Obama's 5 Greatest Speeches Ever


As President Obama is set to give his first speech of the second term of his presidency here is a look at the five best speeches of Obama’s political career up to this point.

1. “The Audacity of Hope,” 2004 Democratic National Convention, Boston Massachusetts

How could any other speech take the top spot on the list? As the keynote speaker at the Democratic National Convention in 2004 the then-Senate candidate Barack Obama was not only thrust onto the national stage, but the notoriety gained from the speech would help propel Obama into the White House. The speech, which began by Obama introducing his own story to a nationwide audience, was premised on optimism within our political system and nationwide unity, will go down as arguably the best political speech in modern American history.

2. Tuscon, Arizona, 2011

Perhaps the most moving moment of Obama’s first term as president came when he spoke at the memorial for victims of the shooting that killed nine people and injured 13 more, including Congresswoman Gabby Gifford.

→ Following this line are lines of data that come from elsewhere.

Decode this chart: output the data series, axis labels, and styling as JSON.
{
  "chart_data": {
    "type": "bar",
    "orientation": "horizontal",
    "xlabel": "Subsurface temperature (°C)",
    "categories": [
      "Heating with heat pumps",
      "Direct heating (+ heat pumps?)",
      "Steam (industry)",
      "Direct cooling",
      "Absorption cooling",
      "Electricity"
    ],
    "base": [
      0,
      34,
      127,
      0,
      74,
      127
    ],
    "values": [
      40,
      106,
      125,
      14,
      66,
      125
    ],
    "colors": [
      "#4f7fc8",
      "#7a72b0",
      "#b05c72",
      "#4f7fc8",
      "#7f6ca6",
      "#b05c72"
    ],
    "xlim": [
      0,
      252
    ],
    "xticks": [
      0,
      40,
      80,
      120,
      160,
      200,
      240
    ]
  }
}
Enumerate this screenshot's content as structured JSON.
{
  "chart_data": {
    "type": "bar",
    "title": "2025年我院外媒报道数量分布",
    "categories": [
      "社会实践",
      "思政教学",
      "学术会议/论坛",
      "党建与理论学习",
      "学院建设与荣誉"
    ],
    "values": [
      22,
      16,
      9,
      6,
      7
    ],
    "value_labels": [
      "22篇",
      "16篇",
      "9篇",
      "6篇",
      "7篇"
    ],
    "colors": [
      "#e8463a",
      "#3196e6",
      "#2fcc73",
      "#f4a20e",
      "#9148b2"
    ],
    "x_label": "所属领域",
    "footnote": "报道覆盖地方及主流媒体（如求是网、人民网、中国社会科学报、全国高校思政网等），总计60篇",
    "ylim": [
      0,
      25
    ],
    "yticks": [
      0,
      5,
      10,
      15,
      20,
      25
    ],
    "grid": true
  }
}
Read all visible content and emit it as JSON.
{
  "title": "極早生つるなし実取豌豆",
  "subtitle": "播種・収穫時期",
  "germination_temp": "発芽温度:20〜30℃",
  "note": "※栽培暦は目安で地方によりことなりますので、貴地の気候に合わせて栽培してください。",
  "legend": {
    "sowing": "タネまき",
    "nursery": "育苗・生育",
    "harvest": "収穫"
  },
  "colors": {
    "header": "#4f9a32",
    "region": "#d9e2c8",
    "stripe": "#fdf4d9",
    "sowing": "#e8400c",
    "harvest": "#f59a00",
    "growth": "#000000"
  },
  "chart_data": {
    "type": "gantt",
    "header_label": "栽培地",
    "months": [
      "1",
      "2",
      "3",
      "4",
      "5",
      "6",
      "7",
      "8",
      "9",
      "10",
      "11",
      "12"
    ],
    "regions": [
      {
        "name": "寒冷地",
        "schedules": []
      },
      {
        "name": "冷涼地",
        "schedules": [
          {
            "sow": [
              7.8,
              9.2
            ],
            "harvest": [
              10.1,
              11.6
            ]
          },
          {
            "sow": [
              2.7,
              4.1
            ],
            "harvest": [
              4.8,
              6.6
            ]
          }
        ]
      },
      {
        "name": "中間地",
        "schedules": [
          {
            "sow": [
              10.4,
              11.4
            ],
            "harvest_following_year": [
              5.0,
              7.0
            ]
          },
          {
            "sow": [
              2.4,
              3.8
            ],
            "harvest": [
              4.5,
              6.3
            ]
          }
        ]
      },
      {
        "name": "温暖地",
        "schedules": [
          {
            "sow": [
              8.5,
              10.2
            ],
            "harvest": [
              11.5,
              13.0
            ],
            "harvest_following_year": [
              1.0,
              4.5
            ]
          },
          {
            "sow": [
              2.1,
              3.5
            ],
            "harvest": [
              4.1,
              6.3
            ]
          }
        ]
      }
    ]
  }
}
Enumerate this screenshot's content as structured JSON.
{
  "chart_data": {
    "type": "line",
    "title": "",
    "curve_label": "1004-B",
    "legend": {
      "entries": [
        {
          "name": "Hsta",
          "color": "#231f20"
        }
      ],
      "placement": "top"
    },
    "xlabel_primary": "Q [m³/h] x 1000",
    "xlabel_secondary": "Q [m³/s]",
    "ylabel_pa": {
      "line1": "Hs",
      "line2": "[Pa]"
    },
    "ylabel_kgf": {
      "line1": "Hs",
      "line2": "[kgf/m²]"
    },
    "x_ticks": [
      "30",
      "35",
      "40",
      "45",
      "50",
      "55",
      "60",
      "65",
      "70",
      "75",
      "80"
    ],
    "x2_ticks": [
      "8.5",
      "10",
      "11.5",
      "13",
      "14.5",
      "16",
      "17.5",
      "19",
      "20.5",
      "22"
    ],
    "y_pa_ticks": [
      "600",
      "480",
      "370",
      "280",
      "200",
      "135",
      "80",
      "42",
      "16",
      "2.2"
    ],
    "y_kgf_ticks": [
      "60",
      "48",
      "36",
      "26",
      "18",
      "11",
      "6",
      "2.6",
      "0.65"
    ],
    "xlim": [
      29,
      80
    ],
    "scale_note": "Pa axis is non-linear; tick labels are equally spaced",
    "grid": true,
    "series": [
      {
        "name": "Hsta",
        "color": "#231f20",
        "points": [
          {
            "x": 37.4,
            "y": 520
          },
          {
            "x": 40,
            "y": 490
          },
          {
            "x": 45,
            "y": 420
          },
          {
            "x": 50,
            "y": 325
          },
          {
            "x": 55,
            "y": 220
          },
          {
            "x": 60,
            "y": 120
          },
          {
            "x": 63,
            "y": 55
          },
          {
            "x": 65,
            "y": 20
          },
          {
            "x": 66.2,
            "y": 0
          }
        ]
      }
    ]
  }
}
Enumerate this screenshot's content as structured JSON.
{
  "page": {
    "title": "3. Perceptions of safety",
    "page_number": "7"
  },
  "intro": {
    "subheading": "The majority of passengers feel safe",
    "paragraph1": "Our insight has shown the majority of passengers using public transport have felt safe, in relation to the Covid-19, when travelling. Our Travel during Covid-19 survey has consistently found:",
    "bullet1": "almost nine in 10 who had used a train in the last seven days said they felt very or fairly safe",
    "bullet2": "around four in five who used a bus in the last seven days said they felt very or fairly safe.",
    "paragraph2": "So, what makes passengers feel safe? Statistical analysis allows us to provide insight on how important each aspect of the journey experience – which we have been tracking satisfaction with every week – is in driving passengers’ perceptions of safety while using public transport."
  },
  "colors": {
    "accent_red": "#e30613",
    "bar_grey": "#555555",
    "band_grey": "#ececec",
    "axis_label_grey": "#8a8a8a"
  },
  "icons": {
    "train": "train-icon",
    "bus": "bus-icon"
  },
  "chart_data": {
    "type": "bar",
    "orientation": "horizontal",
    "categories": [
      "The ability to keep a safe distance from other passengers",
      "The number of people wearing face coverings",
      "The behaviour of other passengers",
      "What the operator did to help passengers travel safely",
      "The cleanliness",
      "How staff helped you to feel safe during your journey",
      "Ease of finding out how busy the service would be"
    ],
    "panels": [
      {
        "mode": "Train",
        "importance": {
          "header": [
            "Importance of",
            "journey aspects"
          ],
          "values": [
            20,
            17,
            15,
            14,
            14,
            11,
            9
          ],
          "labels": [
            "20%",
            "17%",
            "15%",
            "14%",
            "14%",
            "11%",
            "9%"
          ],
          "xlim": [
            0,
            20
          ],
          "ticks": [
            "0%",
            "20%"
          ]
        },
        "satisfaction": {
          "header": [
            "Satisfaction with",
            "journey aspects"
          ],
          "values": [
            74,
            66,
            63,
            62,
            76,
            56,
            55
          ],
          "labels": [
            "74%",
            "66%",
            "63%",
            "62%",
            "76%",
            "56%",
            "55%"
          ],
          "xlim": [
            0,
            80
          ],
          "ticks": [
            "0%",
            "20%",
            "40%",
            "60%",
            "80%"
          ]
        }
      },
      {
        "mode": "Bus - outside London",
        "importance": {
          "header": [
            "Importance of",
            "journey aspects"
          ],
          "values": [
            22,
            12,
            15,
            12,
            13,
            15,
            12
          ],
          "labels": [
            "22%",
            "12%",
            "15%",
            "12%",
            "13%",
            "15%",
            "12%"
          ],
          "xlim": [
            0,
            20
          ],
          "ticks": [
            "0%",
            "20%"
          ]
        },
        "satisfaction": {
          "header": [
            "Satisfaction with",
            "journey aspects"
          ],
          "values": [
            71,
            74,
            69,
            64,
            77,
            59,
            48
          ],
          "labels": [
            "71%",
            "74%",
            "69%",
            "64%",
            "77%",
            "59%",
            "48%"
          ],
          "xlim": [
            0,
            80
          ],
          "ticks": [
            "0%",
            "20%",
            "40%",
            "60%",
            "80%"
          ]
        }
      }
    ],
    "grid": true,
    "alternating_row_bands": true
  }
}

Obama, who teared up at one point and had to collect himself, not only tried to console the nation following the shooting (more than 30 million Americans tuned in to watch the speech live), but he also attempted to rise above the intensely partisan political discourse which was said to have motivated shooter Jared Loughner by calling for a new era in civility in our nation. While we all continue to wait for that moment, there is no question that this was Obama as the nation’s leader at his very best.

3. Election Night, 2008

Obama’s victory speech in 2008 was a masterpiece of political speechwriting. The speech which was thoughtful and reflective included numerous references to Martin Luther King, Jr., Abraham Lincoln and John F. Kennedy. Obama and his team were well aware of the moment in history which they were presented with and gave us a speech that millions will remember for decades to come. One has to look no further than the opening lines of the speech to see the magnitude of the words that then President-elect Obama would go on to speak: “if there is anyone out there who still doubts that America is a place where all things are possible; who still wonders if the dream of our founders is alive in our time; who still questions the power of our democracy, tonight is your answer.”

4. Newtown, Connecticut

Much like his speech almost two years before in Tuscon, Obama used the opportunity to address the nation not only as its healer-in-chief but also as its leader. However, following the horrific events at Sandy Hook a largely different Obama stood on stage at the memorial service for what was the fourth mass shooting of his presidency. Obama not only spoke to a grieving nation, but a very also a confused and angry nation. Obama spoke to the nation’s gun laws and used powerful phrases such as “we will have to change” that he did not come close to using in Tuscon. The speech included moments in which the clearly emotional Obama read the names of each Sandy Hook victims  and was both touching and powerful.

5. Philadelphia, 2008

This was the speech that saved Obama’s presidential bid and stopped his campaign from derailing following incendiary remarks made by the Obama’s former pastor Jeremiah Wright. The speech spoke to racial issues in the United States and was perhaps the biggest indication that Obama was indeed presidential (a query that was often posed by pundits during Obama’s campaign).